SOCIAL CIRCLE -- While one state legislator is pursuing legislation to de-annex a portion of Social Circle from Newton County, the mayor of Social Circle is encouraging property owners to annex into the city limits.
Social Circle resident Jenny Cole addressed the Social Circle City Council during its public meeting Tuesday to ask it to work toward aligning the city's zoning codes and ordinances with the surrounding counties'.
"I live in Walton County, but when the property near me was annexed into the city of Social Circle, I feel like we lost some of our rights, some of our protection because the city's codes don't mirror the county's," Cole said. "Let's review our ordinances and bring them up to standards. We need to make sure our codes and ordinances give people the protection they need."
In response, Mayor Jim Burgess asked those in attendance who live in Social Circle to raise their hands.
"To those who don't, I would encourage you to be annexed into Social Circle," he said.
Burgess said those within the incorporated city limits have many advantages, including lower taxes and representation on various boards.
"You could run for mayor," Burgess said with a chuckle.
"I would really encourage you to be a legal resident of the city," he said.

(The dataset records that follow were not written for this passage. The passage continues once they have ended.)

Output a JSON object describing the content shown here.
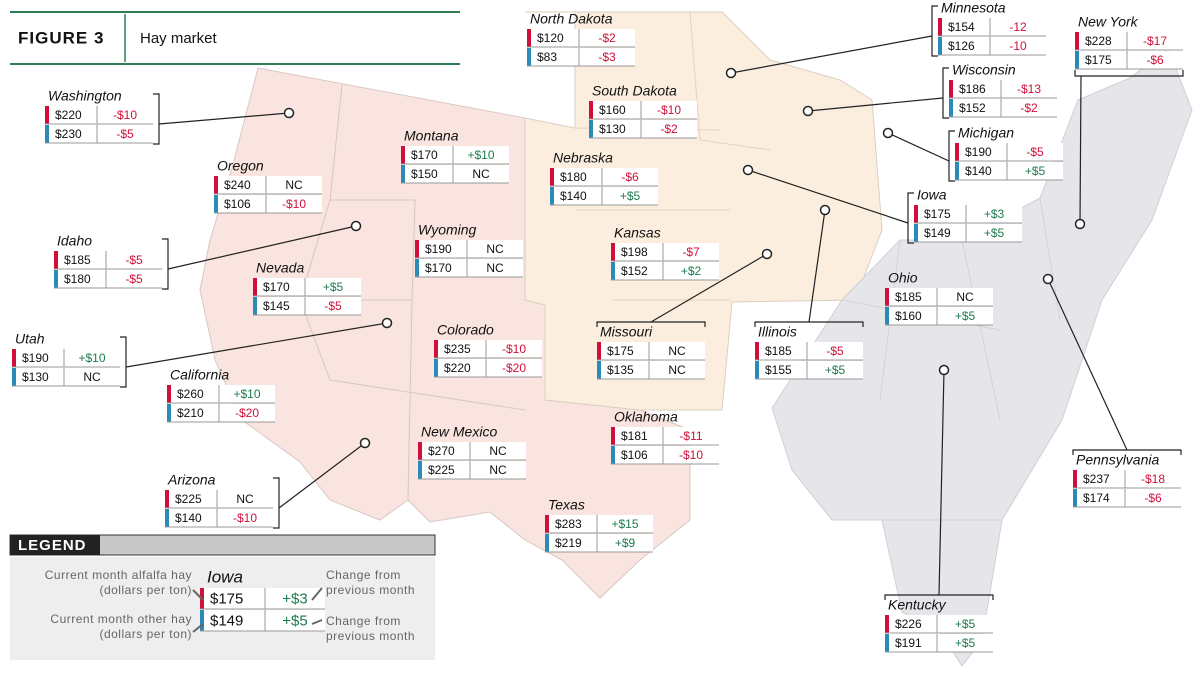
{
  "header": {
    "figure": "FIGURE 3",
    "title": "Hay market"
  },
  "states": [
    {
      "name": "Washington",
      "alfalfa": {
        "price": "$220",
        "change": "-$10"
      },
      "other": {
        "price": "$230",
        "change": "-$5"
      }
    },
    {
      "name": "Oregon",
      "alfalfa": {
        "price": "$240",
        "change": "NC"
      },
      "other": {
        "price": "$106",
        "change": "-$10"
      }
    },
    {
      "name": "Idaho",
      "alfalfa": {
        "price": "$185",
        "change": "-$5"
      },
      "other": {
        "price": "$180",
        "change": "-$5"
      }
    },
    {
      "name": "Nevada",
      "alfalfa": {
        "price": "$170",
        "change": "+$5"
      },
      "other": {
        "price": "$145",
        "change": "-$5"
      }
    },
    {
      "name": "Utah",
      "alfalfa": {
        "price": "$190",
        "change": "+$10"
      },
      "other": {
        "price": "$130",
        "change": "NC"
      }
    },
    {
      "name": "California",
      "alfalfa": {
        "price": "$260",
        "change": "+$10"
      },
      "other": {
        "price": "$210",
        "change": "-$20"
      }
    },
    {
      "name": "Arizona",
      "alfalfa": {
        "price": "$225",
        "change": "NC"
      },
      "other": {
        "price": "$140",
        "change": "-$10"
      }
    },
    {
      "name": "Montana",
      "alfalfa": {
        "price": "$170",
        "change": "+$10"
      },
      "other": {
        "price": "$150",
        "change": "NC"
      }
    },
    {
      "name": "Wyoming",
      "alfalfa": {
        "price": "$190",
        "change": "NC"
      },
      "other": {
        "price": "$170",
        "change": "NC"
      }
    },
    {
      "name": "Colorado",
      "alfalfa": {
        "price": "$235",
        "change": "-$10"
      },
      "other": {
        "price": "$220",
        "change": "-$20"
      }
    },
    {
      "name": "New Mexico",
      "alfalfa": {
        "price": "$270",
        "change": "NC"
      },
      "other": {
        "price": "$225",
        "change": "NC"
      }
    },
    {
      "name": "North Dakota",
      "alfalfa": {
        "price": "$120",
        "change": "-$2"
      },
      "other": {
        "price": "$83",
        "change": "-$3"
      }
    },
    {
      "name": "South Dakota",
      "alfalfa": {
        "price": "$160",
        "change": "-$10"
      },
      "other": {
        "price": "$130",
        "change": "-$2"
      }
    },
    {
      "name": "Nebraska",
      "alfalfa": {
        "price": "$180",
        "change": "-$6"
      },
      "other": {
        "price": "$140",
        "change": "+$5"
      }
    },
    {
      "name": "Kansas",
      "alfalfa": {
        "price": "$198",
        "change": "-$7"
      },
      "other": {
        "price": "$152",
        "change": "+$2"
      }
    },
    {
      "name": "Oklahoma",
      "alfalfa": {
        "price": "$181",
        "change": "-$11"
      },
      "other": {
        "price": "$106",
        "change": "-$10"
      }
    },
    {
      "name": "Texas",
      "alfalfa": {
        "price": "$283",
        "change": "+$15"
      },
      "other": {
        "price": "$219",
        "change": "+$9"
      }
    },
    {
      "name": "Minnesota",
      "alfalfa": {
        "price": "$154",
        "change": "-12"
      },
      "other": {
        "price": "$126",
        "change": "-10"
      }
    },
    {
      "name": "Wisconsin",
      "alfalfa": {
        "price": "$186",
        "change": "-$13"
      },
      "other": {
        "price": "$152",
        "change": "-$2"
      }
    },
    {
      "name": "Michigan",
      "alfalfa": {
        "price": "$190",
        "change": "-$5"
      },
      "other": {
        "price": "$140",
        "change": "+$5"
      }
    },
    {
      "name": "Iowa",
      "alfalfa": {
        "price": "$175",
        "change": "+$3"
      },
      "other": {
        "price": "$149",
        "change": "+$5"
      }
    },
    {
      "name": "Missouri",
      "alfalfa": {
        "price": "$175",
        "change": "NC"
      },
      "other": {
        "price": "$135",
        "change": "NC"
      }
    },
    {
      "name": "Illinois",
      "alfalfa": {
        "price": "$185",
        "change": "-$5"
      },
      "other": {
        "price": "$155",
        "change": "+$5"
      }
    },
    {
      "name": "Ohio",
      "alfalfa": {
        "price": "$185",
        "change": "NC"
      },
      "other": {
        "price": "$160",
        "change": "+$5"
      }
    },
    {
      "name": "New York",
      "alfalfa": {
        "price": "$228",
        "change": "-$17"
      },
      "other": {
        "price": "$175",
        "change": "-$6"
      }
    },
    {
      "name": "Pennsylvania",
      "alfalfa": {
        "price": "$237",
        "change": "-$18"
      },
      "other": {
        "price": "$174",
        "change": "-$6"
      }
    },
    {
      "name": "Kentucky",
      "alfalfa": {
        "price": "$226",
        "change": "+$5"
      },
      "other": {
        "price": "$191",
        "change": "+$5"
      }
    }
  ],
  "legend": {
    "title": "LEGEND",
    "alfalfa_label": [
      "Current month alfalfa hay",
      "(dollars per ton)"
    ],
    "other_label": [
      "Current month other hay",
      "(dollars per ton)"
    ],
    "alfalfa_change_label": [
      "Change from",
      "previous month"
    ],
    "other_change_label": [
      "Change from",
      "previous month"
    ],
    "example": {
      "name": "Iowa",
      "alfalfa": {
        "price": "$175",
        "change": "+$3"
      },
      "other": {
        "price": "$149",
        "change": "+$5"
      }
    }
  }
}
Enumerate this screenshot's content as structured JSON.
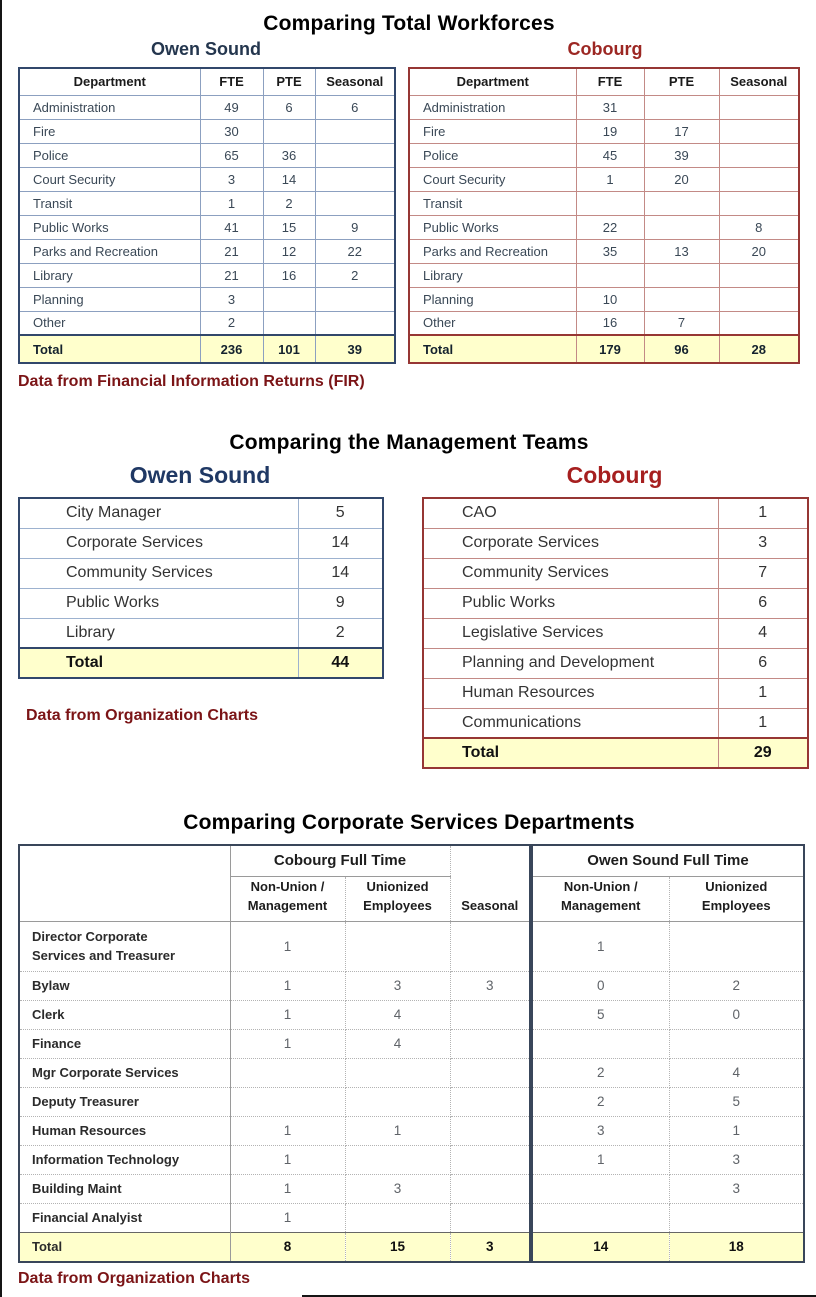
{
  "colors": {
    "owen_dark_title": "#24364E",
    "owen_navy": "#1F3864",
    "owen_border": "#31476B",
    "owen_grid": "#8CA0C0",
    "cobourg_border": "#963634",
    "cobourg_grid": "#C38A86",
    "cobourg_title_s1": "#9C2723",
    "cobourg_title_s2": "#A61F1F",
    "note_maroon": "#7B1416",
    "total_row_bg": "#FFFFCC",
    "corp_table_border": "#39465A",
    "corp_grid": "#B3B3B3"
  },
  "section1": {
    "title": "Comparing Total Workforces",
    "note": "Data from Financial Information Returns (FIR)",
    "owen": {
      "subtitle": "Owen Sound",
      "headers": [
        "Department",
        "FTE",
        "PTE",
        "Seasonal"
      ],
      "rows": [
        [
          "Administration",
          "49",
          "6",
          "6"
        ],
        [
          "Fire",
          "30",
          "",
          ""
        ],
        [
          "Police",
          "65",
          "36",
          ""
        ],
        [
          "Court Security",
          "3",
          "14",
          ""
        ],
        [
          "Transit",
          "1",
          "2",
          ""
        ],
        [
          "Public Works",
          "41",
          "15",
          "9"
        ],
        [
          "Parks and Recreation",
          "21",
          "12",
          "22"
        ],
        [
          "Library",
          "21",
          "16",
          "2"
        ],
        [
          "Planning",
          "3",
          "",
          ""
        ],
        [
          "Other",
          "2",
          "",
          ""
        ]
      ],
      "total": [
        "Total",
        "236",
        "101",
        "39"
      ]
    },
    "cobourg": {
      "subtitle": "Cobourg",
      "headers": [
        "Department",
        "FTE",
        "PTE",
        "Seasonal"
      ],
      "rows": [
        [
          "Administration",
          "31",
          "",
          ""
        ],
        [
          "Fire",
          "19",
          "17",
          ""
        ],
        [
          "Police",
          "45",
          "39",
          ""
        ],
        [
          "Court Security",
          "1",
          "20",
          ""
        ],
        [
          "Transit",
          "",
          "",
          ""
        ],
        [
          "Public Works",
          "22",
          "",
          "8"
        ],
        [
          "Parks and Recreation",
          "35",
          "13",
          "20"
        ],
        [
          "Library",
          "",
          "",
          ""
        ],
        [
          "Planning",
          "10",
          "",
          ""
        ],
        [
          "Other",
          "16",
          "7",
          ""
        ]
      ],
      "total": [
        "Total",
        "179",
        "96",
        "28"
      ]
    }
  },
  "section2": {
    "title": "Comparing the Management Teams",
    "note": "Data from Organization Charts",
    "owen": {
      "subtitle": "Owen Sound",
      "rows": [
        [
          "City Manager",
          "5"
        ],
        [
          "Corporate Services",
          "14"
        ],
        [
          "Community Services",
          "14"
        ],
        [
          "Public Works",
          "9"
        ],
        [
          "Library",
          "2"
        ]
      ],
      "total": [
        "Total",
        "44"
      ]
    },
    "cobourg": {
      "subtitle": "Cobourg",
      "rows": [
        [
          "CAO",
          "1"
        ],
        [
          "Corporate Services",
          "3"
        ],
        [
          "Community Services",
          "7"
        ],
        [
          "Public Works",
          "6"
        ],
        [
          "Legislative Services",
          "4"
        ],
        [
          "Planning and Development",
          "6"
        ],
        [
          "Human Resources",
          "1"
        ],
        [
          "Communications",
          "1"
        ]
      ],
      "total": [
        "Total",
        "29"
      ]
    }
  },
  "section3": {
    "title": "Comparing Corporate Services Departments",
    "note": "Data from Organization Charts",
    "cobourg": {
      "group_header": "Cobourg Full Time",
      "col_headers": [
        "Non-Union /\nManagement",
        "Unionized\nEmployees",
        "Seasonal"
      ],
      "rows": [
        [
          "Director Corporate Services and Treasurer",
          "1",
          "",
          ""
        ],
        [
          "Bylaw",
          "1",
          "3",
          "3"
        ],
        [
          "Clerk",
          "1",
          "4",
          ""
        ],
        [
          "Finance",
          "1",
          "4",
          ""
        ],
        [
          "Mgr Corporate Services",
          "",
          "",
          ""
        ],
        [
          "Deputy Treasurer",
          "",
          "",
          ""
        ],
        [
          "Human Resources",
          "1",
          "1",
          ""
        ],
        [
          "Information Technology",
          "1",
          "",
          ""
        ],
        [
          "Building Maint",
          "1",
          "3",
          ""
        ],
        [
          "Financial Analyist",
          "1",
          "",
          ""
        ]
      ],
      "total": [
        "Total",
        "8",
        "15",
        "3"
      ]
    },
    "owen": {
      "group_header": "Owen Sound Full Time",
      "col_headers": [
        "Non-Union /\nManagement",
        "Unionized\nEmployees"
      ],
      "rows": [
        [
          "1",
          ""
        ],
        [
          "0",
          "2"
        ],
        [
          "5",
          "0"
        ],
        [
          "",
          ""
        ],
        [
          "2",
          "4"
        ],
        [
          "2",
          "5"
        ],
        [
          "3",
          "1"
        ],
        [
          "1",
          "3"
        ],
        [
          "",
          "3"
        ],
        [
          "",
          ""
        ]
      ],
      "total": [
        "14",
        "18"
      ]
    }
  }
}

When Surrey Chase resident Bob Hapner stood to ask the council a question about the placement and removal of zoning signs, Burgess took the opportunity again to encourage him and his fellow neighbors to annex into Social Circle.
"We would love to have you in the city," the mayor said.
Burgess explained the four ways property owners can be annexed into the city of Social Circle, including through a local act of the Legislature, through the submission of a petition signed by 100 percent of the property owners in an area, the submission of a petition signed by 60 percent of the property owners who own 60 percent of the land or through a referendum of the voters.
He said it's ideal to annex vacant land so that as it's developed it is done so in accordance with city ordinances. Burgess said, for example, it is much more expensive and cumbersome to bring already-developed roads up to city standards with curbing and sidewalks.
Burgess' appeal that more property owners annex into the city of Social Circle comes on the heels of state Rep. Doug Holt's plans to introduce legislation that would de-annex a portion of Newton County that was brought into the city limits in 2008.
Holt, R-Social Circle, said earlier this month that he has crafted legislation that would de-annex property that is at the center of a zoning controversy. Before the legislation can be introduced, he needs the signatures of the other two state legislators who represent Social Circle, Rep. Jeff May, R-Monroe, and state Sen. John Douglas, R-Social Circle.
The property in question includes about 322 acres north of Interstate 20 and west of U.S. Highway 278 that lies in both Newton and Walton counties and was annexed in 2008 into the city limits of Social Circle. The property is owned by Walton County resident Donnie Clack, who has submitted a rezoning request to the city of Social Circle in order to construct a motorsports complex that would include a 1/8-mile drag strip.
The original annexation of this property was controversial. Clack, along with other property owners, sought in 2006 to annex 1,150 acres in unincorporated Newton County into the city limits of Social Circle. Newton County and Social Circle took the matter to the Newton County Superior Court, but the issue was ultimately resolved out of court with the property being annexed in 2008.
The ordeal spurred new state legislation regulating annexation disputes, also authored by Holt.
Now, local governments submit disputed annexation requests to binding arbitration before an independent panel. Previously, cities were free to ignore mediators' recommendations, which happened in the Social Circle case.
Clack's property abuts residential property along Willow Springs Church Road and would impact other subdivisions, including Surrey Chase and River Cove. Residents in the area have formed a group, Concerned Citizens of Social Circle, in order to build opposition to the drag strip and to urge the Social Circle City Council to deny the zoning request.
Holt is slated to address a meeting of the CCOSC at 6:30 p.m. today at the First Baptist Church of Social Circle where he will discuss his planned legislation. Mayor Burgess is scheduled to speak to CCOSC members next Thursday and explain the impact de-annexation would have on Social Circle.